- Promotions: DDT (2016–2019); Basara (2020–present);
- First event: 2016
- Event gimmick: Single elimination tag team tournament

= Iron Fist Tag Tournament =

Pro-Wrestling Basara event series

The Iron Fist Tag Tournament (IRON FISTタッグトーナメント, Aian Fisuto Taggu Tōnamento) is a recurring professional wrestling tag team tournament held by Pro-Wrestling Basara. Established in 2016, it is a single elimination tournament that usually features eight teams.

==History==
On October 7, 2015, DDT Pro-Wrestling announced the formation of its new Pro-Wrestling Basara brand, led by Isami Kodaka, as a replacement for Union Pro Wrestling (UPW), which had officially folded three days earlier. In September 2016, DDT announced the first Iron Fist Tag Tournament for the Basara brand, to be held between October 5 and October 29.

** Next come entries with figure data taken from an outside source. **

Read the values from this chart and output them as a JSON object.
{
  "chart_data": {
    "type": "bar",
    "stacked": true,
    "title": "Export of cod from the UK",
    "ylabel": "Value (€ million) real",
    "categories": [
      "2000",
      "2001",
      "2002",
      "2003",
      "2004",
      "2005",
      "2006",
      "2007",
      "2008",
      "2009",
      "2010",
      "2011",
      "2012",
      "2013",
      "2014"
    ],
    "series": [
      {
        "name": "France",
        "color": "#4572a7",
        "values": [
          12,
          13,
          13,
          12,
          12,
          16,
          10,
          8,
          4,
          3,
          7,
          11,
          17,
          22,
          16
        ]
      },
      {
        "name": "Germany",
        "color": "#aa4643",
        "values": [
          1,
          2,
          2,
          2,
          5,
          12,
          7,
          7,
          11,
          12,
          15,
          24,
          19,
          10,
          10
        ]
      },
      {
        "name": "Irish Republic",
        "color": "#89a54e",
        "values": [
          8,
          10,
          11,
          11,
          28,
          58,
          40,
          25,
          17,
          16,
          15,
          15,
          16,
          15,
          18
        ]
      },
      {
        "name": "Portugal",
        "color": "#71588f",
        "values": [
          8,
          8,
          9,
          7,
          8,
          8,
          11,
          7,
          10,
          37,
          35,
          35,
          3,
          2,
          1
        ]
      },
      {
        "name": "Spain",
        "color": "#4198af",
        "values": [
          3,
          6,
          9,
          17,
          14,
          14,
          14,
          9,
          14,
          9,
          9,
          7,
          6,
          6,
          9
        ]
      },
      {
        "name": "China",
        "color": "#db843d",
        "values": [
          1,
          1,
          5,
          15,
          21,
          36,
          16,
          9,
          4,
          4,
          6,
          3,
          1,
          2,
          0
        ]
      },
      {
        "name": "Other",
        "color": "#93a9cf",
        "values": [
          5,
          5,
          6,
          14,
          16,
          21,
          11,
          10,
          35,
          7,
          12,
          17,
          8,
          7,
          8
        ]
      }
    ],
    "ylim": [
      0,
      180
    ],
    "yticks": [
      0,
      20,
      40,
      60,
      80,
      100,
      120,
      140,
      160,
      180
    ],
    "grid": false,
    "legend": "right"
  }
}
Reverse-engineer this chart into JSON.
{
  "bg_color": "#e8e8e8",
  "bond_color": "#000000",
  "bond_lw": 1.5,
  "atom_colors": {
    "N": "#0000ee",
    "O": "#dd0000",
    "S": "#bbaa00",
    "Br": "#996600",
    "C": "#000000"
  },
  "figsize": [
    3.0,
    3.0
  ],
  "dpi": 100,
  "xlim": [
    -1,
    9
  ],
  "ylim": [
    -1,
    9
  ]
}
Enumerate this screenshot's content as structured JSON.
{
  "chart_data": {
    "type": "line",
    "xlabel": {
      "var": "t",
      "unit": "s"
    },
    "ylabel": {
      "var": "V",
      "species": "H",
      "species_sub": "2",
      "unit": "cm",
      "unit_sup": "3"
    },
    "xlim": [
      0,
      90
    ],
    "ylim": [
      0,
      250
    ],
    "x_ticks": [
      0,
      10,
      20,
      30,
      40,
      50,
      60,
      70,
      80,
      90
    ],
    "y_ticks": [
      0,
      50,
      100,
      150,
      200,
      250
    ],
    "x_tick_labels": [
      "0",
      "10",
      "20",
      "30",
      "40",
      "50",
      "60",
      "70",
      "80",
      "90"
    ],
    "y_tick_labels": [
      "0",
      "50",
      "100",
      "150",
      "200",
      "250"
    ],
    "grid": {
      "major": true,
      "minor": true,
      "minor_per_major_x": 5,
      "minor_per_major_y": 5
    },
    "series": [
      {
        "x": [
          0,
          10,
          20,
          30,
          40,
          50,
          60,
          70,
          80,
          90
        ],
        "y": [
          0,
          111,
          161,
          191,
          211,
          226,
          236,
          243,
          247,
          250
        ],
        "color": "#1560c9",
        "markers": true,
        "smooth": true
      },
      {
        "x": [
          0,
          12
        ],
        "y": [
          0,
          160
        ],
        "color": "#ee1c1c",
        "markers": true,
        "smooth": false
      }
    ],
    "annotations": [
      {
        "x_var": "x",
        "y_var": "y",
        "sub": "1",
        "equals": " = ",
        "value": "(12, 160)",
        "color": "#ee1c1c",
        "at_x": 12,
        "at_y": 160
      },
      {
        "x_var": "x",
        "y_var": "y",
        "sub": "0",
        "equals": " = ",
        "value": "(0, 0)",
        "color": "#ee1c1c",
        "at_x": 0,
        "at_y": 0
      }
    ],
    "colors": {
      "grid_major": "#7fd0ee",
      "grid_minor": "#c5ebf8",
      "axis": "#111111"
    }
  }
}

The 2019 edition crowned the inaugural Iron Fist Tag Team Champions. On January 1, 2020, Basara became independent from DDT.

The tournament was brought back in 2023. This edition was marked by the withdrawal of the Iron Fist Tag Team Champions, Daiki Shimomura and Minoru Fujita, and the subsequent vacancy of their title, due to Shimomura's one-year suspension. The eventual winners, Harimau (Ryota Nakatsu and Kazusada Higuchi), were then crowned champions.

==Tournament finals==

| No. | Event | Date | City | Venue | Final | Ref. |
| 1 | Basara 21: Banriikkū | October 29, 2016 | Yokohama | Radiant Hall | Fuma and Yusuke Kubo vs. Isami Kodaka and Takumi Tsukamoto |  |
| 2 | Basara 60: Utage | February 19, 2018 | Tokyo | Shin-Kiba 1st Ring | Ryuichi Sekine and Ryota Nakatsu vs. Fuma and Sagat |  |
| 3 | Basara 109: Utage | October 23, 2019 | Fuma and Yusuke Kubo vs. Isami Kodaka and Daiki Shimomura |  |
| 4 | Basara 144: Kō | December 22, 2020 | Isami Kodaka and Daiki Shimomura vs. Ryota Nakatsu and Sagat |  |
| 5 | Basara 235: Utage | November 7, 2023 | Ryota Nakatsu and Kazusaga Higuchi vs. Takumi Tsukamoto and Sagat |  |
| 6 | Basara 290: Utage | October 15, 2025 | Takato Nakano and Masato Kamino vs. Kyu Mogami and Naka Shuma |  |

==Tournaments==

| Year | Winners | Won | Teams |
| 2016 | Aldini Brothers (Isami Kodaka and Takumi Tsukamoto) | 1 | 8 |
| 2018 | Cavalry (Ryuichi Sekine and Ryota Nakatsu) | 1 |
| 2019 | Iron Priest (Fuma and Yusuke Kubo) | 1 |
| 2020 | Sento Minzoku (Isami Kodaka and Daiki Shimomura) | 1 (2, 1) |
| 2023 | Harimau (Ryota Nakatsu and Kazusada Higuchi) | 1 (2, 1) | 10 |
| 2025 | Aijin Tag (Takato Nakano and Masato Kamino) | 1 | 8 |

==Results==
===2016===
The first edition of the Iron Fist Tag Tournament was an eight-team single elimination tournament, held between October 5 and October 29, 2016. Shinjiro Otani was originally scheduled to team with Sean Guinness and represent Pro Wrestling Zero1 in the tournament, but he had to withdraw due to an injury and was replaced by Ikuto Hidaka.

===2018===
The second edition of the tournament was held between February 11 and February 19, 2018.

===2019===
The third edition of the tournament was held between October 13 and October 23, 2019. The tournament crowned the inaugural Iron Fist Tag Team Champions before Basara went independent on January 1, 2020.

===2020===
The fourth edition of the tournament was held between November 10 and December 22, 2020.

===2023===
The fifth edition of the tournament was held between October 7 and November 7, 2023. It featured ten teams, two of which got a bye into the second round. On October 20, between the first and second rounds, Daiki Shimomura received a one-year suspension for inappropriate conduct. The following day, Shimomura and his partner, Minoru Fujita – who were the Iron Fist Tag Team Champions and had qualified for the semifinals at the time – forfeited the rest of the tournament and vacated the title. Consequently, Takumi Tsukamoto and Sagat received a bye in the final, and it was announced that the tournament winners would be crowned champions.

===2025===
The sixth edition of the tournament was held between October 2 and October 15, 2025.